During our conversation, I reflected on an experience I had last fall while interviewing an AfD supporter in the western city of Gelsenkirchen. I had reached out to him because of his support for the far-right party, but when we met, he wanted to tell me about his newfound passion for the Querdenker movement. Over the course of our 90-minute conversation, he outlined his conspiracy-filled worldview, suggesting, for example, that the media is owned by shady billionaires who direct journalists to do their bidding and that the pandemic is being vastly overblown in order to control citizens.

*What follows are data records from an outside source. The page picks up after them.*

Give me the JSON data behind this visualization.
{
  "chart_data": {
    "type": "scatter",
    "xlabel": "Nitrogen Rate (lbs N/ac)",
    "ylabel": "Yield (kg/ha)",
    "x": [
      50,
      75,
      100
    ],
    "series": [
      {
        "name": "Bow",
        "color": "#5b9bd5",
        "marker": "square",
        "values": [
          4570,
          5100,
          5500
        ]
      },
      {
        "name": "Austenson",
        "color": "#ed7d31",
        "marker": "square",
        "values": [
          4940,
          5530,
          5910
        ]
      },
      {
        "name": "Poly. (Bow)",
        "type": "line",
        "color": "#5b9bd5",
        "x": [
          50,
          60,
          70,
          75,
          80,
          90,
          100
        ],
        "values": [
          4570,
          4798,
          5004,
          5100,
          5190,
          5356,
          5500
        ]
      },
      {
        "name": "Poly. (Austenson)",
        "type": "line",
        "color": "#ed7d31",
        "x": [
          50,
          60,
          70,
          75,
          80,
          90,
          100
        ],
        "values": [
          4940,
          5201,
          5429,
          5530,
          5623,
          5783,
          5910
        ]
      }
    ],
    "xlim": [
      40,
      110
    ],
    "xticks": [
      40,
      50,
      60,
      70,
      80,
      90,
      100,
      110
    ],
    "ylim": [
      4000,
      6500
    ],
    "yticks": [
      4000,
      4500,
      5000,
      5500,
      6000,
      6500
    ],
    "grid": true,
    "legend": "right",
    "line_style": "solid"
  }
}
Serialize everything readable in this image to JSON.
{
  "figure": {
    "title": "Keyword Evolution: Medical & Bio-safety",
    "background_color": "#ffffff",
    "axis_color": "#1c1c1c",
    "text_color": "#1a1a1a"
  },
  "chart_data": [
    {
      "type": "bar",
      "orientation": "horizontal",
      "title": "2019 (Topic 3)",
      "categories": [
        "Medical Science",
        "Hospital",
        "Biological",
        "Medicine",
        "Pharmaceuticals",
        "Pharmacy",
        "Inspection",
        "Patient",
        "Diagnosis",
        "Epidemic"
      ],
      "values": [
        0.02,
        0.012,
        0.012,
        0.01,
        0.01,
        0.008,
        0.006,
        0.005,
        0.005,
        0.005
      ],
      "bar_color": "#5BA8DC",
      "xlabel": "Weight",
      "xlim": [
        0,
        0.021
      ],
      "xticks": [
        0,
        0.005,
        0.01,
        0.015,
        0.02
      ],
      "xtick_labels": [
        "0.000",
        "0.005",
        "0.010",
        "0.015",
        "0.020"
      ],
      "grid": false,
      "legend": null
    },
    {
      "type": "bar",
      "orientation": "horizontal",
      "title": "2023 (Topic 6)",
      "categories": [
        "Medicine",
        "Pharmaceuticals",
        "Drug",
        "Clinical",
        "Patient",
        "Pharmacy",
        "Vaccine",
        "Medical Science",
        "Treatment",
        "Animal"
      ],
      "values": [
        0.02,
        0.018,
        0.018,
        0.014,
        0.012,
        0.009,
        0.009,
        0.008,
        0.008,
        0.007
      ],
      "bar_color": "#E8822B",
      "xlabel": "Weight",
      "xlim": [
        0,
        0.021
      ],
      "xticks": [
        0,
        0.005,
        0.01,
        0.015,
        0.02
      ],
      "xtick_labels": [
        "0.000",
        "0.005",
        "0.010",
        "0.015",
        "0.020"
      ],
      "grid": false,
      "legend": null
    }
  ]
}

I came away from that experience feeling totally demoralized. This man had been polite, soft-spoken and friendly—and yet he lived in an entirely different world than I did. How was any sort of traditional political party supposed to win him back when they have a wildly different basic understanding of reality? What’s more, he believed he had a chance at convincing me: “I’m sure the more time goes by, the more you’ll understand my view,” he wrote me later, including some links to speeches by Querdenker leaders.
These are the kinds of conversations people across Germany (and beyond) are having with spouses, parents, friends, and colleagues. I’ve heard from friends who struggle to know what to say when a childhood friend starts in on the belief that the pandemic is a hoax, then simply won’t entertain any other possibility. Others have one or both parents reposting coronavirus conspiracy theories on Facebook and don’t know how to talk with them without alienating them further. Over the yearlong course of the pandemic, none of it has seemed to be getting any easier.
The one upside of the current situation, Silberberger said, is that it has drawn attention to a phenomenon that has been gaining traction in Germany for years. People who may have been passively or quietly involved in alternate worlds online are now more open about their beliefs, and many openly profess them on the streets where anyone can see them. As someone who has focused on this topic for years, she said, it’s a grim silver lining that others are finally taking the issue and danger it poses seriously.
“In a way, the Querdenker movement has done us a big favor,” Silberberger said. “Because it’s done what people like my colleagues and I couldn’t: It brought the problem out into the open and made it visible.”